Surrogacy simplified is a chatbot that helps users understand complex legal documents by breaking them down into sections and answering questions about them. The chatbot uses two main components: section parsing and document content inquiry.
Section parsing is the process of displaying the document by sections and allowing the user to summarize or explain each paragraph in plain words. This helps the user grasp the main idea and the structure of the document. To implement section parsing, we use a natural language processing (NLP) model that can identify the boundaries and headings of each section in the document. We also use a summarization model that can generate a short summary of each paragraph based on the user’s input.
Document content inquiry is the process of answering the user’s questions or prompts about the document in a natural and conversational way. This helps the user clarify any doubts or ambiguities in the document. To implement document content inquiry, we use a combination of vector embeddings, database queries, and chatGPT models.

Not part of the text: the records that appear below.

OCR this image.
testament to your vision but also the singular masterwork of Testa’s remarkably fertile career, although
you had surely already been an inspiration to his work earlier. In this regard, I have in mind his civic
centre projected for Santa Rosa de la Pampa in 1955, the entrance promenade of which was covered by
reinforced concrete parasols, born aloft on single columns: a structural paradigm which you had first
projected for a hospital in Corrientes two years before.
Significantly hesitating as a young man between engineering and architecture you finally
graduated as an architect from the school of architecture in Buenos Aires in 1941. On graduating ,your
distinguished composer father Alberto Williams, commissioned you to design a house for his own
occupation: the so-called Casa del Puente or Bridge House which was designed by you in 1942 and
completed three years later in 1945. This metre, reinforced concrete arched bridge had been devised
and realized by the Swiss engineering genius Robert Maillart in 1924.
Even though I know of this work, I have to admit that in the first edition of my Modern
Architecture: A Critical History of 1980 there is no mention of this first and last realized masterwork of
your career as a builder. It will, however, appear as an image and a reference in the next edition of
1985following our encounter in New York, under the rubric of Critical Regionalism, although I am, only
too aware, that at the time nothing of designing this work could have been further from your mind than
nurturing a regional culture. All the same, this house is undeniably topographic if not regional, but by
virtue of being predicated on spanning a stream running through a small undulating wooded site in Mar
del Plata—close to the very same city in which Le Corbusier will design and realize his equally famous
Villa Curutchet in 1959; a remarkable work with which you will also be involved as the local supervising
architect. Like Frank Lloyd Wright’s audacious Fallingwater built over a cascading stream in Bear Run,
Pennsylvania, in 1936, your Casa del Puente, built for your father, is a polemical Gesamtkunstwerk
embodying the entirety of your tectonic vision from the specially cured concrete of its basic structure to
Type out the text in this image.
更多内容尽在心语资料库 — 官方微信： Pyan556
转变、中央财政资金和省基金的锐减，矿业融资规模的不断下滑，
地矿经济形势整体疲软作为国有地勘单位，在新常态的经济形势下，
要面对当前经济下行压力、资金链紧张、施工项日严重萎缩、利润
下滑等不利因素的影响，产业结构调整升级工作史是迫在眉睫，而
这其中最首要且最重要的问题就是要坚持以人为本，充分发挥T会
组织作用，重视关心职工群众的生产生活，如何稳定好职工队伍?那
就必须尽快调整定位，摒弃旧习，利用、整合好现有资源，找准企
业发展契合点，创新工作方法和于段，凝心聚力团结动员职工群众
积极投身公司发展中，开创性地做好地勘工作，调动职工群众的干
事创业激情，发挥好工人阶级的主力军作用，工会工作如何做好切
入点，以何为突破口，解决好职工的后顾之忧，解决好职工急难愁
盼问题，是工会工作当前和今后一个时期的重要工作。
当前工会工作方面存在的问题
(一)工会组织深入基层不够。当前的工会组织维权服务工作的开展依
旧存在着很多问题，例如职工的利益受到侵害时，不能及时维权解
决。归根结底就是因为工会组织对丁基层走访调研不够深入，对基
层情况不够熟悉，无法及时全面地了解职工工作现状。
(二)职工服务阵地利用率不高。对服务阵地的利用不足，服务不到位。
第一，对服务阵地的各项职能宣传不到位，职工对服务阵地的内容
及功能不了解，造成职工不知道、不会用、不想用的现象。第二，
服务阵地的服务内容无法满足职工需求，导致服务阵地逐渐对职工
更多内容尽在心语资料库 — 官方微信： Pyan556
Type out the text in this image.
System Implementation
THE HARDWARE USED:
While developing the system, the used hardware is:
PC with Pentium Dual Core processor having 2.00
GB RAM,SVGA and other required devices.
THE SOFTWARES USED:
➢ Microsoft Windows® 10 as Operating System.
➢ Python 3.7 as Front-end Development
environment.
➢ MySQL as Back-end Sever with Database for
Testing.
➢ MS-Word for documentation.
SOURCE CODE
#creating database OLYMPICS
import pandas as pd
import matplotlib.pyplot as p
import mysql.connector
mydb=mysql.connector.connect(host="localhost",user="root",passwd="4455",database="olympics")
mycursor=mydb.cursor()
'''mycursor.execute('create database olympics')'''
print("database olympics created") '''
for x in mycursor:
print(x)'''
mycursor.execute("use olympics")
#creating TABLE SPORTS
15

Vector embeddings are numerical representations of text that capture its semantic meaning and similarity. We use a vector embedding model that can generate a 1536-dimensional vector for any chunk of text. We split the entire document into chunks of approximately equal length and store them in Supabase, a cloud database service, along with their vector embeddings.
Whenever the user inputs a question or a prompt in the chat, we rephrase it with the entire chat history into a singleton question that has clearer information/context and avoids ambiguity. We also generate the vector embedding of that singleton question. Then we query the database based on the similarity (distance between vectors) between the question embedding and chunk embedding. This returns the most relevant chunks of text from the document that can answer the question.
After that, we input all the chat (with history context) and the document information by text chunks into the chatGPT model, a generative pre-trained transformer model that can generate natural language responses. The chatGPT model provides a response to the user’s input based on its understanding of the document and the conversation.
The benefits of this approach are:
It allows users to upload documents of any size and have a clearer and detailed/granularized visualization. It allows users to inquire the chatbot with consistent/continuous conversation context, from user’s message or bot’s message. It leverages state-of-the-art NLP models to provide accurate and natural responses to complex legal documents.